Of the 1,128 households, 30.9% had children under the age of 18 living with them, 46.5% were married couples living together, 18.2% had a female householder with no husband present, and 30.1% were notfamilies; 27.3% of the households were made up of individuals, and 13.8% had someone living alone who was 65 years of age or older. The average household size was 2.55, and the average family size was 3.08.

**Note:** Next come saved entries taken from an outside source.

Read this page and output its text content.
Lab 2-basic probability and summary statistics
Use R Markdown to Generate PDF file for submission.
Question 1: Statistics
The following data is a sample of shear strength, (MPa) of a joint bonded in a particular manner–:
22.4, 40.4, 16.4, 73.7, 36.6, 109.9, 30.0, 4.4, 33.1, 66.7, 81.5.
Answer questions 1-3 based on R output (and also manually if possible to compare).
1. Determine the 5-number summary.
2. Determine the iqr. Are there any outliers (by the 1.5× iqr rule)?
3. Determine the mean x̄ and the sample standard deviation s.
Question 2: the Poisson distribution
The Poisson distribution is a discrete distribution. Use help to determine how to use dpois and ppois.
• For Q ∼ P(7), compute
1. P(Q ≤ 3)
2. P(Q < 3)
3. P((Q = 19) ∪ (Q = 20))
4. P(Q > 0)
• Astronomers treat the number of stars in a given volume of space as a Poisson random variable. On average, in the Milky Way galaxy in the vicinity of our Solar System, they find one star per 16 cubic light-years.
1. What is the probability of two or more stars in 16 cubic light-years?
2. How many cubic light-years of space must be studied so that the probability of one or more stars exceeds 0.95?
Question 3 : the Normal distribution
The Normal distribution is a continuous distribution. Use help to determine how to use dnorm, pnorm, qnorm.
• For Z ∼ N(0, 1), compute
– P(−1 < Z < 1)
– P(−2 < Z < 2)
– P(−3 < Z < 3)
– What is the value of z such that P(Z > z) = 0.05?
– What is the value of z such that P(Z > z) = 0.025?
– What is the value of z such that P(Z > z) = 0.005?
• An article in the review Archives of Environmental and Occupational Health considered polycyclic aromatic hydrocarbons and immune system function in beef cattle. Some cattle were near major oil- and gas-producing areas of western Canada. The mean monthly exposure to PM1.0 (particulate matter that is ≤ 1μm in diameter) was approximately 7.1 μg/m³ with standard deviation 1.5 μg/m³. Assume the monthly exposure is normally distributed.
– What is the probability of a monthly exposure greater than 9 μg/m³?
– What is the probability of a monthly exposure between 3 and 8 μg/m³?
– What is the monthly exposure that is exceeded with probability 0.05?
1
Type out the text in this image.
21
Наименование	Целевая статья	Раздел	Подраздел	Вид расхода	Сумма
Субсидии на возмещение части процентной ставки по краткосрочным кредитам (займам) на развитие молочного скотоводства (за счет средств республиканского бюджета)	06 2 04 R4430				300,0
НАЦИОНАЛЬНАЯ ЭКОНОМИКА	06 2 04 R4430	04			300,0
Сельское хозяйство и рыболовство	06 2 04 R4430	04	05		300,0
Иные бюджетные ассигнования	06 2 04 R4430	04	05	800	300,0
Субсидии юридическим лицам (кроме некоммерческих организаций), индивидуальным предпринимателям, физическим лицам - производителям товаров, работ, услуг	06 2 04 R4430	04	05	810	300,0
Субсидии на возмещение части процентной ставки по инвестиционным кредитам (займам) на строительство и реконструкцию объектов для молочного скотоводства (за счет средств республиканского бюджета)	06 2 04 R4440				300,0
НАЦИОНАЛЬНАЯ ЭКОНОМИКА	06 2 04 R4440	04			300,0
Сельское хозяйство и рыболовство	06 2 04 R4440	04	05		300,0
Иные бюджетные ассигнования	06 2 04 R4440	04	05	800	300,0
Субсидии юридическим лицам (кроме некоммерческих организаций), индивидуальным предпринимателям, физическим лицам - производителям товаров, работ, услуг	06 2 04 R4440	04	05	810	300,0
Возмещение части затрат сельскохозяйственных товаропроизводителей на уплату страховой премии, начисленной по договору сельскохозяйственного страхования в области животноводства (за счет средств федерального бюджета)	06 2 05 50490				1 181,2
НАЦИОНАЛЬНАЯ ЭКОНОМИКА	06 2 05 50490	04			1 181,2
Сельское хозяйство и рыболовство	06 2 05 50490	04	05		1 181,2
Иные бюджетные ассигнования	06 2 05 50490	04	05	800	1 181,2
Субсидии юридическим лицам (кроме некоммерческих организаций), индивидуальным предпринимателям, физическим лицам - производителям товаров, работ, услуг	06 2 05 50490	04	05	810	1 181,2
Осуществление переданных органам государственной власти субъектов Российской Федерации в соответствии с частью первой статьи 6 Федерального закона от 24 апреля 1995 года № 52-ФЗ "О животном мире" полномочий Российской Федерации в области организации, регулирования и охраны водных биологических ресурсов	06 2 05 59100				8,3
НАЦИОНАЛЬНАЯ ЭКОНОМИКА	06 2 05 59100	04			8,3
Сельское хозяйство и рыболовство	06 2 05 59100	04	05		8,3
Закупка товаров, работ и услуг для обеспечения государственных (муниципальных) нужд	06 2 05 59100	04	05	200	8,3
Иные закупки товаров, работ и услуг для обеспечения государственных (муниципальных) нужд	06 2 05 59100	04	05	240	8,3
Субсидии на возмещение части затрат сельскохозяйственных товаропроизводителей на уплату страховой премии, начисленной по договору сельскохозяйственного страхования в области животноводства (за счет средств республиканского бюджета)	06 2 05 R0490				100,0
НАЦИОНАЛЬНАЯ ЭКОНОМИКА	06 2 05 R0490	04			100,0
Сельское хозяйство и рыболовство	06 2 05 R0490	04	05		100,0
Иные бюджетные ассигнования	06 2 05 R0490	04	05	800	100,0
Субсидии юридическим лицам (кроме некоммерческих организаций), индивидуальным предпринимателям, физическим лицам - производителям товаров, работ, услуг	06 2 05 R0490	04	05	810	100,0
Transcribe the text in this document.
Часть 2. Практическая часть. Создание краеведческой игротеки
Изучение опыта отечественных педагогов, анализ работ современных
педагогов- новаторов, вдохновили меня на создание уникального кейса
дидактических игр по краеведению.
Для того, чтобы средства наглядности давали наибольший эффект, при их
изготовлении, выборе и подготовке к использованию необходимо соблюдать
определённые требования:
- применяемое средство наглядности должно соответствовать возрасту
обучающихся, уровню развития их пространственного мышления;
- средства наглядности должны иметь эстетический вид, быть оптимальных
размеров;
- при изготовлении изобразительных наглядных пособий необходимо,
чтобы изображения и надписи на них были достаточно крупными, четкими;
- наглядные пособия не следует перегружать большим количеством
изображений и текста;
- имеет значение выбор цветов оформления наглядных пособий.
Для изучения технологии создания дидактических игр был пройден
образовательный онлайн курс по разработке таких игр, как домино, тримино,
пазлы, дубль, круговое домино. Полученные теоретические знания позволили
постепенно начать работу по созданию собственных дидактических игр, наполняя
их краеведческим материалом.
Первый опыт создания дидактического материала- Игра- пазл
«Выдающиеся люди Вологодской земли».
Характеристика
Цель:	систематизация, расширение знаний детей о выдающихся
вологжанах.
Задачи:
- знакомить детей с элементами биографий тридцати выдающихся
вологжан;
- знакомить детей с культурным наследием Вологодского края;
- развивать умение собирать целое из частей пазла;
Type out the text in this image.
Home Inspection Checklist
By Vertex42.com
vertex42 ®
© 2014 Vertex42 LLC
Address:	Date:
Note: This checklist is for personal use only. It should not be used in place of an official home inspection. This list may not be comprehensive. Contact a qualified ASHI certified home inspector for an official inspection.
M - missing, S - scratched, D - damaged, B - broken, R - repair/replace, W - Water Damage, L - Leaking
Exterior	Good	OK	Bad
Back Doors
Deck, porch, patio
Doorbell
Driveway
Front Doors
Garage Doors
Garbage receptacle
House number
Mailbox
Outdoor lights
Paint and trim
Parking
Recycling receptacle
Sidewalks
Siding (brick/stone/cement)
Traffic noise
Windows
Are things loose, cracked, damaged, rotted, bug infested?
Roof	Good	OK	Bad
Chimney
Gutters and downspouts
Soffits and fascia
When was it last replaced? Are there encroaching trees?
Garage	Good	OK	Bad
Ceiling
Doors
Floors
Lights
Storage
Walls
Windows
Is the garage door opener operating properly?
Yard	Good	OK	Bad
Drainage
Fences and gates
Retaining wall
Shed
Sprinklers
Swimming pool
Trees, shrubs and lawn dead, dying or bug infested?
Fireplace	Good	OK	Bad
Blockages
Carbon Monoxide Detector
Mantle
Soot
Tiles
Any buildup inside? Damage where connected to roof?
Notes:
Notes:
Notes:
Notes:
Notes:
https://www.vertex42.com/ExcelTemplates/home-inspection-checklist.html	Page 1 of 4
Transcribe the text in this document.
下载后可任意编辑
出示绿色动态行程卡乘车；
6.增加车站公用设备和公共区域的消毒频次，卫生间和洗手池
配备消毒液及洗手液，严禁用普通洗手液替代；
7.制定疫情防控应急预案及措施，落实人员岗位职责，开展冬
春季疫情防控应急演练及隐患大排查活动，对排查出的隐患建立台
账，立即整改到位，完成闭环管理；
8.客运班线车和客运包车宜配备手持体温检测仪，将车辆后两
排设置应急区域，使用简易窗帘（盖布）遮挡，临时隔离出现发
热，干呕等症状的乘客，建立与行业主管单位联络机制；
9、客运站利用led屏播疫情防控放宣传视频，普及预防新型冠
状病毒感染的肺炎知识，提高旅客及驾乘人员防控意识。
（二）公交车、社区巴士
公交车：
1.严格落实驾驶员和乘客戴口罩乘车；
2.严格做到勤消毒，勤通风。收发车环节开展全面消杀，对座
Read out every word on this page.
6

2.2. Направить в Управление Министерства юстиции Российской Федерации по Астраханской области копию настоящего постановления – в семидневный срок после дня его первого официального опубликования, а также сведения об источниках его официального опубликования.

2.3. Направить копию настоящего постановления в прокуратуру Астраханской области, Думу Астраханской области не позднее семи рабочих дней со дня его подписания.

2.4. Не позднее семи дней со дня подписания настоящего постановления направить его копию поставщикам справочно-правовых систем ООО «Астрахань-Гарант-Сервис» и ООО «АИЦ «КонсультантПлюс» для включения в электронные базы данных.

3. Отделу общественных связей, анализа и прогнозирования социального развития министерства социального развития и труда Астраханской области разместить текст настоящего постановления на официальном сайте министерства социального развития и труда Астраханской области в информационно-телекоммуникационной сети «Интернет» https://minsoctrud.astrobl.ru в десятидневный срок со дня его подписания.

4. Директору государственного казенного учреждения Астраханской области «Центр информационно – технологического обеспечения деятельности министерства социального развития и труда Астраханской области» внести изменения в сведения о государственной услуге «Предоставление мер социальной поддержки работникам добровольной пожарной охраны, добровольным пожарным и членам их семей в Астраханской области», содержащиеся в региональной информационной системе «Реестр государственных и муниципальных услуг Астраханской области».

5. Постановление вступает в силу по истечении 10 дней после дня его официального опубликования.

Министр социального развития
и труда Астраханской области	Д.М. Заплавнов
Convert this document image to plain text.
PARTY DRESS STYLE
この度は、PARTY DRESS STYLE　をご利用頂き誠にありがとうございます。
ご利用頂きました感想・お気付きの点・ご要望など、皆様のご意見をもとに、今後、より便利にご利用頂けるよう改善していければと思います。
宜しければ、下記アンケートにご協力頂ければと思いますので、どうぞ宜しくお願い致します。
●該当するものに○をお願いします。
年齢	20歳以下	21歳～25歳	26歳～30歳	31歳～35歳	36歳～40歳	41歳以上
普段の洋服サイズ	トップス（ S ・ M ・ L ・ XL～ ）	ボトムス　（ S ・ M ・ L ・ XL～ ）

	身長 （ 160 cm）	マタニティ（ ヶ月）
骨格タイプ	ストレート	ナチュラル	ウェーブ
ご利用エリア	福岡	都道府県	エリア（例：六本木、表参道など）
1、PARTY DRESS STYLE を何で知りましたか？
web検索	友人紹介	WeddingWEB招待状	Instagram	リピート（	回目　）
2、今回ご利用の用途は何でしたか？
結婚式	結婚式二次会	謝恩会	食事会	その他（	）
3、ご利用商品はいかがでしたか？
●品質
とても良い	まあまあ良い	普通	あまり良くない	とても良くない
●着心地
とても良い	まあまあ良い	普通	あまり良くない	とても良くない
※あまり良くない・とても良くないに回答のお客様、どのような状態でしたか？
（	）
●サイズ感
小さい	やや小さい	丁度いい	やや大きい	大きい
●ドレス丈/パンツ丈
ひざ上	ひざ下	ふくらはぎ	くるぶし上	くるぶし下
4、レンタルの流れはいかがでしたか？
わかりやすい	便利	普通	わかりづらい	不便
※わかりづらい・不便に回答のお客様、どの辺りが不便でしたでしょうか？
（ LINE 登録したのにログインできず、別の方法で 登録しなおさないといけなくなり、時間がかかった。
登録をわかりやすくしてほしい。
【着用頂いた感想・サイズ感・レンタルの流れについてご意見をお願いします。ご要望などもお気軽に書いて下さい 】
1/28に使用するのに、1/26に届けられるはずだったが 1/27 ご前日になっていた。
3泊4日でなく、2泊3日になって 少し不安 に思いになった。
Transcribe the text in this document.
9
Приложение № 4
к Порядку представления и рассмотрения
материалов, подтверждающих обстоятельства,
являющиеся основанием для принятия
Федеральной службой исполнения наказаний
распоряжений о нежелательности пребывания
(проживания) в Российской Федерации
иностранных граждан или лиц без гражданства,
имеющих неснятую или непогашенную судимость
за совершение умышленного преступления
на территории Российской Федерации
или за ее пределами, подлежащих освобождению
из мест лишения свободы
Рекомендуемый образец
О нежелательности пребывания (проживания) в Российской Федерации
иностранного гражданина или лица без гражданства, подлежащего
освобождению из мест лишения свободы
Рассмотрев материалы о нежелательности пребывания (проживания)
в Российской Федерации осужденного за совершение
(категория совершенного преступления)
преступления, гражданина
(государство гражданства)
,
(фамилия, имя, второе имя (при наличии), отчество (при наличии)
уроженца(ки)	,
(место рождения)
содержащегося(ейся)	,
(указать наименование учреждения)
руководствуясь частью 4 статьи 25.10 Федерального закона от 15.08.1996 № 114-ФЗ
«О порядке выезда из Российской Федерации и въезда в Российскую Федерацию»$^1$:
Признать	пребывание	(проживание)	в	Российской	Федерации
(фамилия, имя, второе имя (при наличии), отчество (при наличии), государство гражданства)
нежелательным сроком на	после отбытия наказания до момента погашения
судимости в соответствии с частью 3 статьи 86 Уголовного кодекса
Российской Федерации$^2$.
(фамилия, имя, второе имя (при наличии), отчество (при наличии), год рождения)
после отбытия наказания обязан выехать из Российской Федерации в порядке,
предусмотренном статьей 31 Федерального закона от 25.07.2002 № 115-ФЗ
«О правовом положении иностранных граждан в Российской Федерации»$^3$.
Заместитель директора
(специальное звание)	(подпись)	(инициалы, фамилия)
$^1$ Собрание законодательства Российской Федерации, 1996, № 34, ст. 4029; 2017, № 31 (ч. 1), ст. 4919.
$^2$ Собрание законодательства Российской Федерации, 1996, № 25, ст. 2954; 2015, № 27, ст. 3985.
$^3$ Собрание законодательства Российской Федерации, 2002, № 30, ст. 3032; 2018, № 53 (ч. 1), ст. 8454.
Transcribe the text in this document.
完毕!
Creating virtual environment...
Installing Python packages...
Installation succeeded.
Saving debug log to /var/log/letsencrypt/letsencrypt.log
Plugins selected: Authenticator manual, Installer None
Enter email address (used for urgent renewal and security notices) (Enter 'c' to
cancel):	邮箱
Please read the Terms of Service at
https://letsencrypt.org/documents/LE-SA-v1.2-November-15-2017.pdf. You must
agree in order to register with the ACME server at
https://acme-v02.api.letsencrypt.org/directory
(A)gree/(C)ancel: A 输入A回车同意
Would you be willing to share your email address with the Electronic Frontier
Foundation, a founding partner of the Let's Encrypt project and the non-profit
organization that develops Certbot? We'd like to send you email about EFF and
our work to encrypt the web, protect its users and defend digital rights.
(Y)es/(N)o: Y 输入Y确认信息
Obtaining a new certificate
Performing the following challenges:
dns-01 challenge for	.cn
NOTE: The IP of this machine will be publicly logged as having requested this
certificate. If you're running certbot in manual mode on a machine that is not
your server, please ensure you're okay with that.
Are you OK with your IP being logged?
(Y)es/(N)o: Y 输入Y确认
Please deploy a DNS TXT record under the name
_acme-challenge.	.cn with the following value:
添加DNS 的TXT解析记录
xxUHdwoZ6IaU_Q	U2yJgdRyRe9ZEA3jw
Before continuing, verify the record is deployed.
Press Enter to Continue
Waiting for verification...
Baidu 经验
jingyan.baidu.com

In the town, the population was distributed as 26.7% under the age of 18, 8.1% from 18 to 24, 25.1% from 25 to 44, 22.5% from 45 to 64, and 17.6% who were 65 years of age or older. The median age was 38 years. For every 100 females, there were 90.9 males. For every 100 females age 18 and over, there were 85.3 males. The median income for a household in the town was $26,719, and for a family was $32,237. Males had a median income of $33,021 versus $15,549 for females. The per capita income for the town was $13,523. About 16.8% of families and 21.1% of the population were below the poverty line, including 26.7% of those under age 18 and 20.9% of those age 65 or over.

== Notable people ==
- Rocky Bridges, Major League Baseball (MLB) infielder
- Dan Firova, MLB catcher, Washington Nationals bullpen coach, and Houston Astros coach (2022 World Series Win)
- Joseph L. Galloway, American newspaper correspondent and columnist
- Kim Henkel, co-writer, with Tobe Hooper, of the original film The Texas Chainsaw Massacre
- Kermit Oliver, painter
- Allison Paige, country music singer-songwriter
- Nolan Ryan, MLB pitcher, all-time Major League leader in strikeouts, and member of the Baseball Hall of Fame
- Jack Starrett, film actor and director

== Education ==
The Town of Refugio is served by the Refugio Independent School District.

== Sports ==
The 1938 Refugio Oilers played minor league baseball as members of the Class D level Texas Valley League. The Brownsville Charros, Corpus Christi Spudders, Harlingen Hubs, McAllen Packers and Taft Cardinals joined Refugio in the league, which began play on April 14, 1938.

In 1947, future Baseball Hall of Famer Nolan Ryan was born in Refugio, though his family would move to Alvin, Texas, when Ryan was an infant.

== Hurricane Harvey ==

On August 23, 2017, Governor Greg Abbott published an emergency evacuation for the town of Refugio, following his state of emergency announcement on the state of Texas. On August 25, at peak intensity, Hurricane Harvey hit Refugio, causing significant damage to businesses and homes along US-77. Wind speeds were clocked up to 130 mph when the storm hit the town. Many professional storm trackers were storm chasing in Refugio during the peak of the storm, witnessing and documenting the experience. Several businesses in Refugio closed permanently in the aftermath of Harvey, and the town was without utilities for months.